Juru Periksa Daging atau Keur Master Rumah Pemotongan Hewan (RPH) Ngadirenggo, Suyitno, mengatakan Sapi Nggalekan memiliki nilai historis dan genetik yang penting bagi Kabupaten Trenggalek.
“Jadi Sapi Nggalekan itu sifatnya plasma nutfah. Artinya pelestarian genetik asli sapi Trenggalek,” ujar Suyitno, Minggu (14/6/2026).
Menurutnya, populasi Sapi Nggalekan saat ini relatif sedikit. Jumlahnya diperkirakan hanya berkisar 30 hingga 40 ekor yang berada di lingkungan UPTD Puskeswan Trenggalek.
Suyitno menjelaskan, secara ekonomi Sapi Nggalekan kalah bersaing dibandingkan sapi hasil persilangan seperti Limosin, Simental, maupun Brahman. Penyebabnya adalah ukuran tubuh yang lebih kecil dan pertumbuhan bobot yang lebih lambat.
“Secara rata-rata, bobot sapi Nggalekan dewasa yang biasa dipotong berkisar antara 350 hingga 400 kilogram,” katanya.
Bobot tersebut sudah termasuk ukuran maksimal atau standar terbesar untuk jenis sapi lokal tersebut. Untuk mencapai bobot sekitar 500 kilogram, sapi jantan membutuhkan waktu pemeliharaan yang cukup panjang.
“Untuk mengarah ke 500 kilo itu, kalau jantan paling tidak butuh waktu tiga sampai empat tahun lebih,” tambahnya.
Pertumbuhan Lebih Lambat
Menurut Suyitno, peternak yang memelihara Sapi Nggalekan harus memiliki kesabaran lebih karena secara genetika pertumbuhannya jauh lebih lambat dibandingkan sapi silangan.
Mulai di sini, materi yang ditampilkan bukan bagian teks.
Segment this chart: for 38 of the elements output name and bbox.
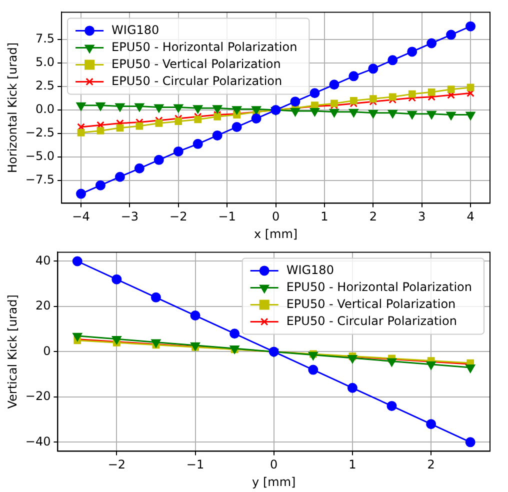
x-tick-label: −4 (72, 210, 90, 224)
x-tick-label: 1 (348, 458, 356, 472)
y-tick-label: 7.5 (35, 32, 55, 46)
x-tick-label: −2 (108, 458, 126, 472)
y-axis-title: Horizontal Kick [urad] (5, 42, 20, 173)
y-tick-label: 40 (35, 253, 51, 268)
x-tick-label: 4 (466, 210, 474, 224)
y-tick-label: 0 (43, 344, 51, 358)
x-tick-label: 1 (320, 210, 328, 224)
x-tick-label: 2 (427, 458, 435, 472)
legend-label: WIG180 (112, 22, 160, 37)
y-tick-label: 2.5 (35, 78, 55, 93)
y-tick-label: −40 (25, 434, 51, 448)
y-axis-title: Vertical Kick [urad] (5, 294, 20, 409)
y-tick-label: −2.5 (25, 126, 55, 140)
y-tick-label: −20 (25, 389, 51, 404)
x-axis-title: y [mm] (252, 474, 296, 489)
x-tick-label: −1 (218, 210, 236, 224)
y-tick-label: 0.0 (35, 102, 55, 116)
x-tick-label: −1 (186, 458, 204, 472)
legend-label: EPU50 - Circular Polarization (286, 314, 457, 328)
x-tick-label: 0 (270, 458, 278, 472)
y-tick-label: −7.5 (25, 172, 55, 187)
y-tick-label: 20 (35, 298, 51, 313)
x-tick-label: −2 (170, 210, 188, 224)
legend-label: EPU50 - Circular Polarization (112, 74, 282, 88)
x-tick-label: 2 (369, 210, 377, 224)
legend-label: EPU50 - Horizontal Polarization (112, 40, 298, 54)
x-tick-label: 0 (272, 210, 280, 224)
x-tick-label: 3 (418, 210, 426, 224)
x-tick-label: −3 (120, 210, 139, 224)
y-tick-label: −5.0 (25, 149, 55, 164)
y-tick-label: 5.0 (35, 55, 55, 70)
x-axis-title: x [mm] (254, 226, 298, 241)
legend-label: EPU50 - Vertical Polarization (286, 296, 456, 311)
legend-label: WIG180 (286, 262, 334, 277)
legend-label: EPU50 - Horizontal Polarization (286, 280, 472, 294)
legend-label: EPU50 - Vertical Polarization (112, 56, 281, 71)
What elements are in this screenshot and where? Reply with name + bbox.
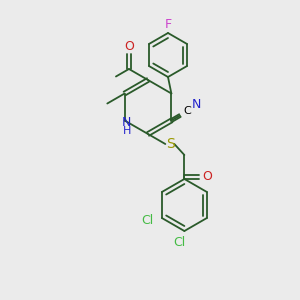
Text: N: N [122, 116, 131, 129]
Text: F: F [164, 19, 172, 32]
Text: C: C [183, 106, 191, 116]
Text: N: N [192, 98, 201, 111]
Text: H: H [122, 127, 131, 136]
Text: Cl: Cl [142, 214, 154, 227]
Text: O: O [202, 170, 212, 184]
Text: O: O [124, 40, 134, 52]
Text: Cl: Cl [173, 236, 185, 250]
Text: S: S [166, 137, 175, 151]
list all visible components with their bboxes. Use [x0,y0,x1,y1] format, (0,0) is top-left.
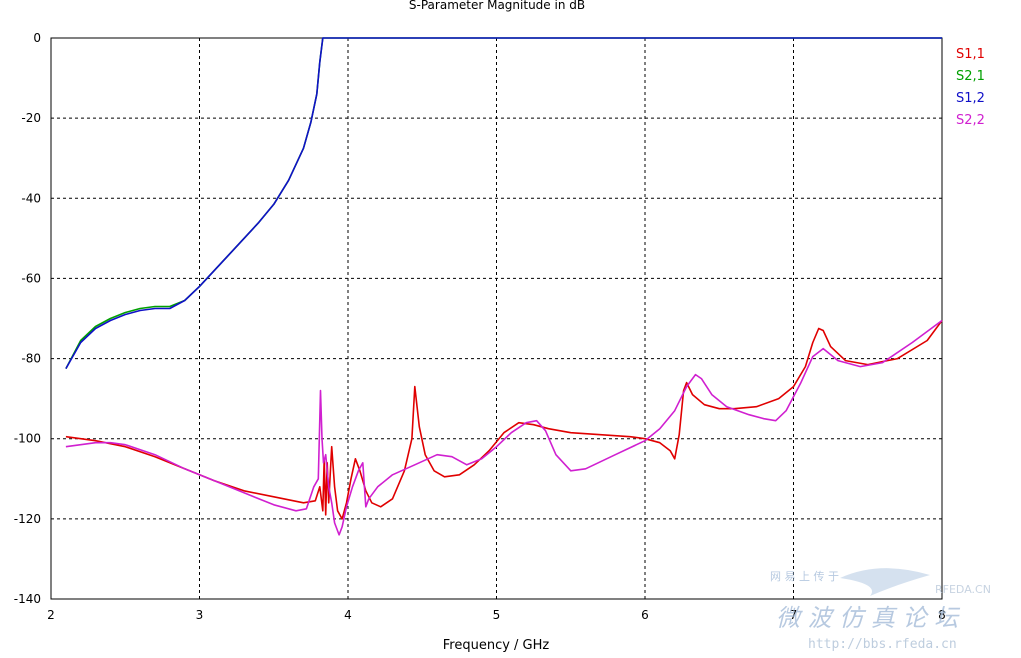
x-tick-label: 7 [790,608,798,622]
x-tick-labels: 2 3 4 5 6 7 8 [47,608,946,622]
y-tick-labels: 0 -20 -40 -60 -80 -100 -120 -140 [14,31,41,606]
series-lines [65,37,943,536]
x-tick-label: 2 [47,608,55,622]
legend-entry: S1,1 [956,47,985,62]
x-axis-label: Frequency / GHz [443,638,550,653]
y-tick-label: -140 [14,592,41,606]
x-tick-label: 8 [938,608,946,622]
watermark: 网 易 上 传 于 RFEDA.CN 微 波 仿 真 论 坛 http://bb… [770,568,991,652]
watermark-cn: 微 波 仿 真 论 坛 [776,604,961,632]
y-tick-label: -40 [21,191,41,205]
x-tick-label: 3 [196,608,204,622]
x-tick-label: 5 [493,608,501,622]
y-tick-label: -20 [21,111,41,125]
x-tick-label: 4 [344,608,352,622]
y-tick-label: -100 [14,432,41,446]
legend-entry: S2,1 [956,69,985,84]
legend-entry: S1,2 [956,91,985,106]
series-line-s1-1 [65,320,943,520]
watermark-url: http://bbs.rfeda.cn [808,637,957,652]
watermark-wing-icon [840,568,930,596]
x-tick-label: 6 [641,608,649,622]
chart-title: S-Parameter Magnitude in dB [409,0,585,12]
watermark-line1: 网 易 上 传 于 [770,570,839,583]
legend-entry: S2,2 [956,113,985,128]
series-line-s1-2 [65,37,942,369]
watermark-brand: RFEDA.CN [935,583,991,596]
y-tick-label: 0 [33,31,41,45]
y-tick-label: -80 [21,352,41,366]
legend: S1,1 S2,1 S1,2 S2,2 [956,47,985,128]
series-line-s2-2 [65,319,943,536]
grid-lines [51,38,942,599]
y-tick-label: -120 [14,512,41,526]
y-tick-label: -60 [21,271,41,285]
series-line-s2-1 [65,37,942,369]
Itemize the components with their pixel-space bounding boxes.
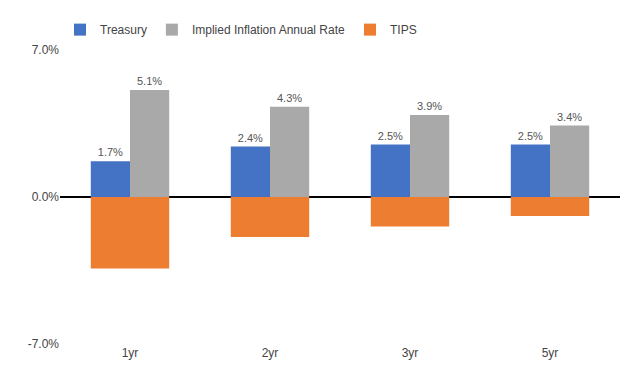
svg-text:Implied Inflation Annual Rate: Implied Inflation Annual Rate <box>192 23 345 37</box>
svg-text:1yr: 1yr <box>122 346 139 360</box>
svg-text:3yr: 3yr <box>402 346 419 360</box>
svg-text:2.5%: 2.5% <box>378 130 403 142</box>
svg-text:7.0%: 7.0% <box>32 43 60 57</box>
svg-text:TIPS: TIPS <box>390 23 417 37</box>
svg-text:4.3%: 4.3% <box>277 92 302 104</box>
svg-text:-7.0%: -7.0% <box>28 337 60 351</box>
svg-text:2yr: 2yr <box>262 346 279 360</box>
svg-text:5.1%: 5.1% <box>137 75 162 87</box>
svg-text:Treasury: Treasury <box>100 23 147 37</box>
svg-text:1.7%: 1.7% <box>98 146 123 158</box>
svg-text:2.4%: 2.4% <box>238 132 263 144</box>
svg-text:3.4%: 3.4% <box>557 111 582 123</box>
svg-text:2.5%: 2.5% <box>518 130 543 142</box>
svg-text:3.9%: 3.9% <box>417 100 442 112</box>
svg-text:5yr: 5yr <box>542 346 559 360</box>
svg-text:0.0%: 0.0% <box>32 190 60 204</box>
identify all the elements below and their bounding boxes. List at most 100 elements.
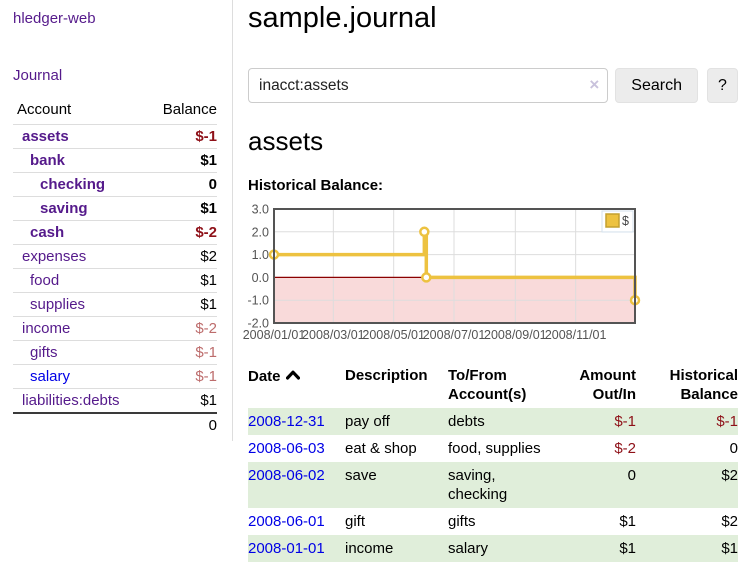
sidebar-account-link[interactable]: income — [22, 320, 70, 337]
account-balance: $1 — [145, 149, 217, 173]
register-date-cell: 2008-01-01 — [248, 535, 345, 562]
balance-chart-container: 3.02.01.00.0-1.0-2.02008/01/012008/03/01… — [248, 204, 738, 344]
account-row: cash $-2 — [13, 221, 217, 245]
account-row: bank $1 — [13, 149, 217, 173]
search-bar: × Search ? — [248, 68, 738, 103]
clear-search-icon[interactable]: × — [589, 75, 599, 95]
register-row: 2008-06-02 savesaving, checking0$2 — [248, 462, 738, 508]
balance-chart: 3.02.01.00.0-1.0-2.02008/01/012008/03/01… — [248, 204, 738, 344]
register-description-cell: gift — [345, 508, 448, 535]
account-row: assets $-1 — [13, 125, 217, 149]
sidebar: hledger-web Journal Account Balance asse… — [0, 0, 233, 441]
sidebar-account-link[interactable]: saving — [40, 200, 88, 217]
sidebar-account-link[interactable]: food — [30, 272, 59, 289]
accounts-header-row: Account Balance — [13, 98, 217, 125]
register-header-row: Date Description To/From Account(s) Amou… — [248, 364, 738, 408]
register-header-balance: Historical Balance — [636, 364, 738, 408]
help-button[interactable]: ? — [707, 68, 738, 103]
account-balance: $-1 — [145, 365, 217, 389]
account-balance: 0 — [145, 173, 217, 197]
account-row: saving$1 — [13, 197, 217, 221]
register-header-date[interactable]: Date — [248, 364, 345, 408]
transaction-date-link[interactable]: 2008-06-01 — [248, 513, 325, 530]
account-row: gifts $-1 — [13, 341, 217, 365]
sidebar-account-link[interactable]: supplies — [30, 296, 85, 313]
register-row: 2008-12-31pay offdebts$-1$-1 — [248, 408, 738, 435]
register-balance-cell: $-1 — [636, 408, 738, 435]
register-balance-cell: $2 — [636, 462, 738, 508]
register-row: 2008-01-01incomesalary$1$1 — [248, 535, 738, 562]
sidebar-item-journal[interactable]: Journal — [13, 67, 62, 84]
sidebar-account-link[interactable]: gifts — [30, 344, 58, 361]
register-header-description: Description — [345, 364, 448, 408]
account-row: supplies $1 — [13, 293, 217, 317]
app-title-link[interactable]: hledger-web — [13, 10, 96, 27]
account-balance: $-2 — [145, 221, 217, 245]
transaction-date-link[interactable]: 2008-01-01 — [248, 540, 325, 557]
register-header-account: To/From Account(s) — [448, 364, 552, 408]
account-row: checking 0 — [13, 173, 217, 197]
accounts-table: Account Balance assets $-1 bank $1 checking 0… — [13, 98, 217, 437]
legend-label: $ — [622, 214, 629, 228]
register-date-cell: 2008-06-03 — [248, 435, 345, 462]
accounts-header-balance: Balance — [145, 98, 217, 125]
register-amount-cell: $1 — [552, 508, 636, 535]
register-description-cell: save — [345, 462, 448, 508]
register-description-cell: pay off — [345, 408, 448, 435]
account-row: salary $-1 — [13, 365, 217, 389]
register-amount-cell: $-1 — [552, 408, 636, 435]
register-date-cell: 2008-06-01 — [248, 508, 345, 535]
register-balance-cell: $1 — [636, 535, 738, 562]
register-balance-cell: 0 — [636, 435, 738, 462]
legend-swatch — [606, 214, 619, 227]
sidebar-account-link[interactable]: assets — [22, 128, 69, 145]
register-row: 2008-06-01giftgifts$1$2 — [248, 508, 738, 535]
sidebar-account-link[interactable]: bank — [30, 152, 65, 169]
x-tick-label: 2008/01/01 — [243, 328, 306, 342]
sidebar-account-link[interactable]: expenses — [22, 248, 86, 265]
register-accounts-cell: saving, checking — [448, 462, 552, 508]
transaction-date-link[interactable]: 2008-06-02 — [248, 467, 325, 484]
account-balance: $1 — [145, 389, 217, 414]
register-header-amount: Amount Out/In — [552, 364, 636, 408]
register-accounts-cell: salary — [448, 535, 552, 562]
x-tick-label: 2008/11/01 — [545, 328, 607, 342]
sidebar-account-link[interactable]: checking — [40, 176, 105, 193]
account-row: food $1 — [13, 269, 217, 293]
account-balance: $1 — [145, 269, 217, 293]
sidebar-account-link[interactable]: cash — [30, 224, 64, 241]
account-page-title: assets — [248, 127, 738, 157]
account-balance: $1 — [145, 293, 217, 317]
accounts-total-row: 0 — [13, 413, 217, 437]
chart-heading: Historical Balance: — [248, 177, 738, 194]
x-tick-label: 2008/07/01 — [423, 328, 486, 342]
register-amount-cell: $1 — [552, 535, 636, 562]
account-row: expenses$2 — [13, 245, 217, 269]
search-input[interactable] — [248, 68, 608, 103]
sort-ascending-icon — [286, 366, 300, 385]
data-point-marker — [420, 228, 428, 236]
data-point-marker — [422, 274, 430, 282]
page-title: sample.journal — [248, 2, 738, 35]
register-date-cell: 2008-06-02 — [248, 462, 345, 508]
x-tick-label: 2008/09/01 — [484, 328, 547, 342]
account-balance: $-1 — [145, 341, 217, 365]
main-content: sample.journal × Search ? assets Histori… — [248, 0, 738, 562]
account-balance: $-2 — [145, 317, 217, 341]
search-button[interactable]: Search — [615, 68, 698, 103]
register-amount-cell: 0 — [552, 462, 636, 508]
register-description-cell: eat & shop — [345, 435, 448, 462]
register-amount-cell: $-2 — [552, 435, 636, 462]
y-tick-label: 0.0 — [252, 271, 269, 285]
register-date-cell: 2008-12-31 — [248, 408, 345, 435]
register-description-cell: income — [345, 535, 448, 562]
sidebar-account-link[interactable]: salary — [30, 368, 70, 385]
transaction-date-link[interactable]: 2008-12-31 — [248, 413, 325, 430]
sidebar-account-link[interactable]: liabilities:debts — [22, 392, 120, 409]
accounts-header-account: Account — [13, 98, 145, 125]
transaction-date-link[interactable]: 2008-06-03 — [248, 440, 325, 457]
y-tick-label: 3.0 — [252, 203, 269, 217]
register-accounts-cell: gifts — [448, 508, 552, 535]
account-balance: $-1 — [145, 125, 217, 149]
y-tick-label: 1.0 — [252, 248, 269, 262]
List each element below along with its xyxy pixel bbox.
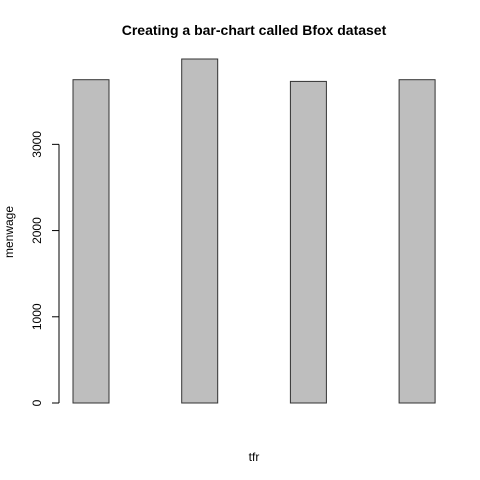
bars-group [72,58,436,404]
bar-2 [181,58,219,404]
x-axis-label: tfr [249,450,260,464]
y-tick-label: 2000 [30,217,44,244]
y-axis: 0 1000 2000 3000 [30,131,60,406]
y-tick-label: 1000 [30,303,44,330]
bar-3 [289,80,327,404]
chart-title: Creating a bar-chart called Bfox dataset [122,22,387,38]
y-tick-label: 0 [30,399,44,406]
y-axis-label: menwage [2,206,16,258]
bar-1 [72,79,110,404]
y-tick-label: 3000 [30,131,44,158]
bar-4 [398,79,436,404]
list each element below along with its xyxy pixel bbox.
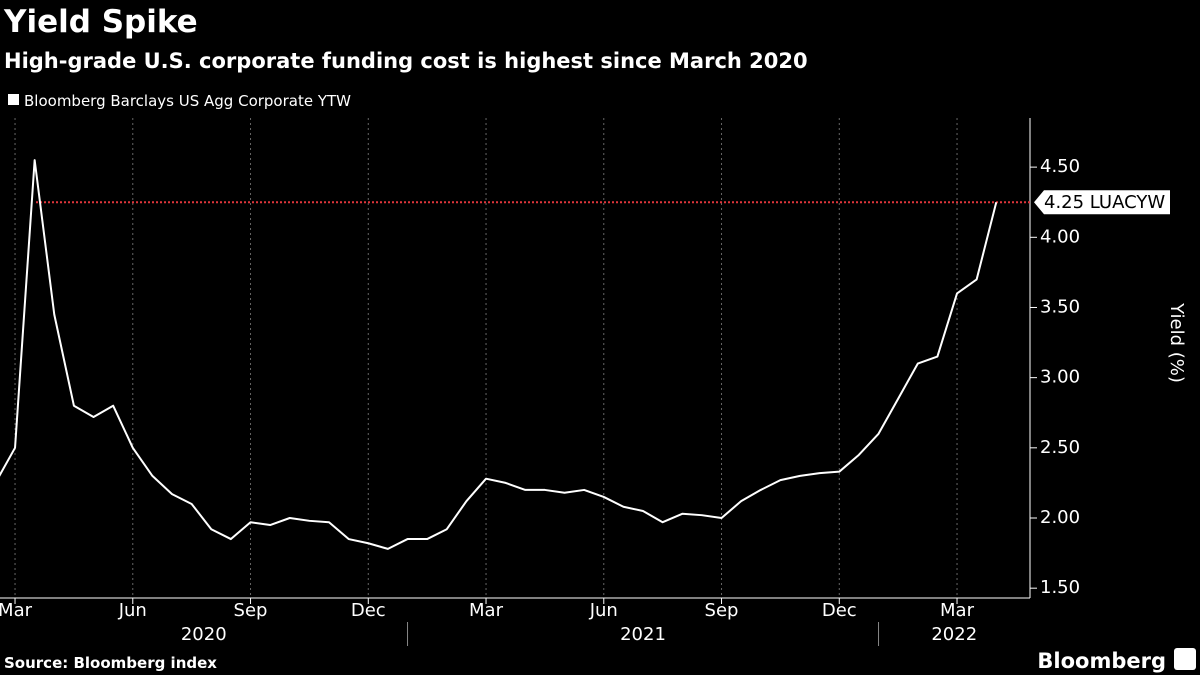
y-tick-label: 4.00 — [1040, 226, 1080, 247]
brand: Bloomberg — [1037, 649, 1166, 673]
chart-subtitle: High-grade U.S. corporate funding cost i… — [4, 49, 808, 73]
x-tick-label: Sep — [705, 600, 739, 621]
y-axis-label: Yield (%) — [1166, 302, 1187, 383]
legend-label: Bloomberg Barclays US Agg Corporate YTW — [24, 92, 351, 110]
series-line — [0, 159, 998, 550]
x-tick-label: Jun — [589, 600, 618, 621]
x-tick-label: Jun — [118, 600, 147, 621]
legend-swatch — [8, 94, 19, 105]
y-tick-label: 2.50 — [1040, 437, 1080, 458]
x-tick-label: Mar — [469, 600, 504, 621]
y-tick-label: 4.50 — [1040, 156, 1080, 177]
x-tick-label: Sep — [234, 600, 268, 621]
y-tick-label: 2.00 — [1040, 507, 1080, 528]
chart-title: Yield Spike — [3, 4, 198, 40]
year-label: 2020 — [181, 624, 227, 645]
x-tick-label: Dec — [822, 600, 857, 621]
year-label: 2021 — [620, 624, 666, 645]
reference-label-box — [1034, 190, 1170, 215]
brand-icon — [1174, 648, 1196, 670]
x-tick-label: Mar — [940, 600, 975, 621]
y-tick-label: 1.50 — [1040, 577, 1080, 598]
year-label: 2022 — [931, 624, 977, 645]
y-tick-label: 3.50 — [1040, 296, 1080, 317]
reference-label: 4.25 LUACYW — [1044, 192, 1165, 213]
source: Source: Bloomberg index — [4, 654, 217, 672]
x-tick-label: Mar — [0, 600, 33, 621]
x-tick-label: Dec — [351, 600, 386, 621]
y-tick-label: 3.00 — [1040, 367, 1080, 388]
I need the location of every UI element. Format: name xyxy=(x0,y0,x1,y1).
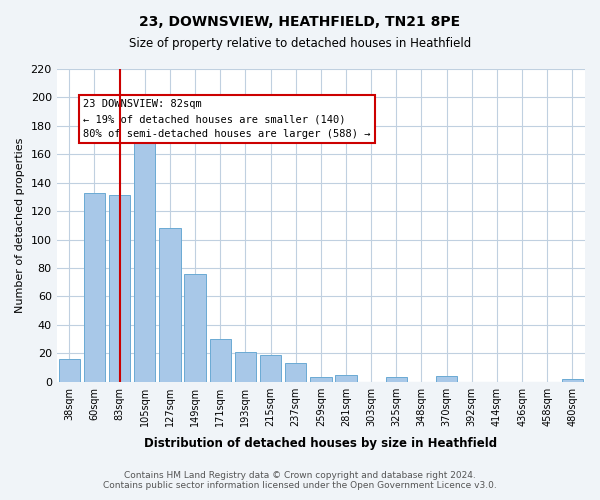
Bar xyxy=(335,374,356,382)
Text: 23, DOWNSVIEW, HEATHFIELD, TN21 8PE: 23, DOWNSVIEW, HEATHFIELD, TN21 8PE xyxy=(139,15,461,29)
Bar xyxy=(209,339,231,382)
Bar xyxy=(59,359,80,382)
Bar xyxy=(285,363,307,382)
Text: 23 DOWNSVIEW: 82sqm
← 19% of detached houses are smaller (140)
80% of semi-detac: 23 DOWNSVIEW: 82sqm ← 19% of detached ho… xyxy=(83,99,371,139)
X-axis label: Distribution of detached houses by size in Heathfield: Distribution of detached houses by size … xyxy=(144,437,497,450)
Bar xyxy=(235,352,256,382)
Bar xyxy=(84,192,105,382)
Bar xyxy=(310,378,332,382)
Text: Size of property relative to detached houses in Heathfield: Size of property relative to detached ho… xyxy=(129,38,471,51)
Bar xyxy=(134,120,155,382)
Text: Contains HM Land Registry data © Crown copyright and database right 2024.
Contai: Contains HM Land Registry data © Crown c… xyxy=(103,470,497,490)
Bar xyxy=(184,274,206,382)
Y-axis label: Number of detached properties: Number of detached properties xyxy=(15,138,25,313)
Bar xyxy=(260,354,281,382)
Bar xyxy=(562,379,583,382)
Bar xyxy=(159,228,181,382)
Bar xyxy=(109,196,130,382)
Bar xyxy=(436,376,457,382)
Bar xyxy=(386,378,407,382)
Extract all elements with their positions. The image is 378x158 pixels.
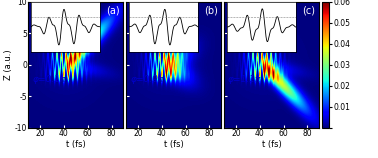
Text: (c): (c) (302, 5, 316, 15)
Text: φ=0.9π: φ=0.9π (130, 75, 163, 84)
X-axis label: t (fs): t (fs) (164, 140, 184, 149)
Text: (a): (a) (106, 5, 119, 15)
X-axis label: t (fs): t (fs) (262, 140, 282, 149)
Y-axis label: Z (a.u.): Z (a.u.) (4, 49, 13, 80)
X-axis label: t (fs): t (fs) (66, 140, 86, 149)
Text: (b): (b) (204, 5, 217, 15)
Text: φ=0.1π: φ=0.1π (32, 75, 65, 84)
Text: φ=1.1π: φ=1.1π (228, 75, 261, 84)
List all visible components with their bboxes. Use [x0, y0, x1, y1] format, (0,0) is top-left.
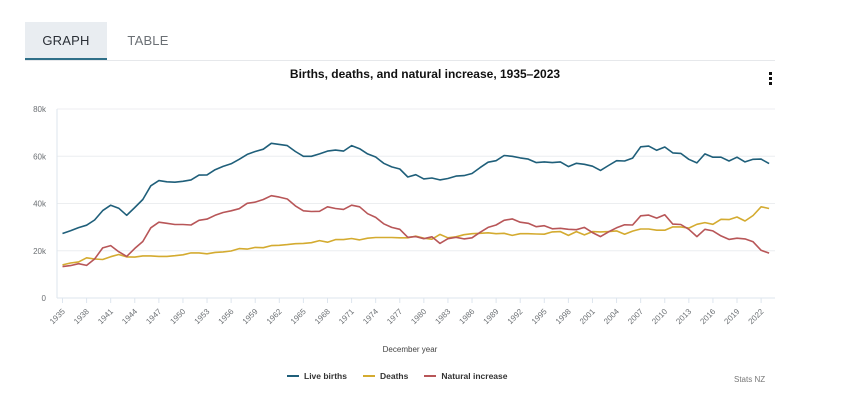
more-vertical-icon[interactable]: [764, 69, 778, 87]
tab-table[interactable]: TABLE: [127, 33, 169, 48]
y-tick-label: 60k: [33, 152, 47, 161]
x-tick-label: 1938: [72, 307, 91, 326]
x-tick-label: 2001: [578, 307, 597, 326]
x-tick-label: 1974: [361, 307, 380, 326]
x-tick-label: 1941: [96, 307, 115, 326]
x-tick-label: 1956: [217, 307, 236, 326]
y-tick-label: 20k: [33, 247, 47, 256]
y-tick-label: 80k: [33, 105, 47, 114]
x-axis: 1935 1938 1941 1944 1947 1950 1953 1956 1959 1962…: [48, 298, 766, 326]
x-tick-label: 2016: [698, 307, 717, 326]
gridlines: [56, 108, 775, 299]
legend-item-live-births[interactable]: Live births: [287, 371, 347, 381]
legend: Live births Deaths Natural increase: [287, 371, 507, 381]
legend-label: Deaths: [379, 371, 409, 381]
x-tick-label: 2022: [747, 307, 766, 326]
series-lines: [62, 142, 770, 268]
x-tick-label: 1986: [457, 307, 476, 326]
x-tick-label: 1989: [482, 307, 501, 326]
x-tick-label: 1992: [506, 307, 525, 326]
x-tick-label: 1968: [313, 307, 332, 326]
x-tick-label: 1944: [120, 307, 139, 326]
x-tick-label: 1965: [289, 307, 308, 326]
x-tick-label: 1950: [168, 307, 187, 326]
legend-label: Live births: [304, 371, 347, 381]
x-tick-label: 1935: [48, 307, 67, 326]
x-tick-label: 2010: [650, 307, 669, 326]
x-tick-label: 1947: [144, 307, 163, 326]
x-tick-label: 2019: [722, 307, 741, 326]
x-tick-label: 2013: [674, 307, 693, 326]
x-tick-label: 1971: [337, 307, 356, 326]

Ia mencontohkan, sapi hasil cross breeding mampu mencapai bobot lebih dari 200 kilogram dalam waktu satu tahun. Sementara Sapi Nggalekan pada umur yang sama diperkirakan hanya mampu mencapai sekitar setengahnya.
“Sebaliknya, Sapi Nggalekan dalam kurun waktu yang sama diperkirakan hanya bisa mencapai setengah dari bobot tersebut,” jelasnya.
Untuk persebaran populasi, Suyitno menyebut kelompok terbesar masih berada di wilayah RPH Ngadirenggo. Namun, populasi Sapi Nggalekan diduga juga masih dapat ditemukan di sejumlah wilayah pesisir selatan Trenggalek seperti Kecamatan Panggul dan Munjungan.
Relatif Aman Saat Wabah PMK
Di balik keterbatasan dari sisi ekonomi, Sapi Nggalekan memiliki keunggulan yang menarik perhatian. Saat wabah Penyakit Mulut dan Kuku (PMK) melanda beberapa waktu lalu, populasi sapi ini dilaporkan tidak ditemukan kasus terjangkit PMK.
“Sepengetahuan saya, untuk Sapi Nggalekan itu alhamdulillah tidak ada. Tidak ada kena PMK, aman,” ungkapnya.
Meski demikian, Suyitno menegaskan kondisi tersebut bukan berarti Sapi Nggalekan kebal terhadap PMK. Menurutnya, keberhasilan menjaga populasi tetap sehat juga didukung pengawasan ketat petugas kesehatan hewan.
Ia menjelaskan setiap sapi yang akan dipotong di RPH harus melalui pemeriksaan kesehatan. Jika ditemukan gejala PMK, sapi tersebut tidak diperbolehkan masuk rumah potong.
“Kalau petugas menemukan ada indikasi gejala PMK pada sapi yang hendak dipotong di RPH, petugas akan langsung memerintahkan pemilik untuk membawa sapi tersebut pulang,” tegasnya.
Pelestarian Melalui Inseminasi Buatan
Upaya pelestarian Sapi Nggalekan juga dilakukan melalui program reproduksi menggunakan metode Inseminasi Buatan (IB).
Suyitno mengungkapkan, beberapa tahun lalu Balai Besar Inseminasi Buatan (BBIB) Singosari pernah mengambil semen beku atau sperma dari Sapi Nggalekan untuk mendukung program pelestarian plasma nutfah tersebut.
“Dulu ada beberapa ekor yang diambil spermanya khusus untuk Sapi Nggalekan. Kalau tidak salah oleh Singosari,” pungkasnya.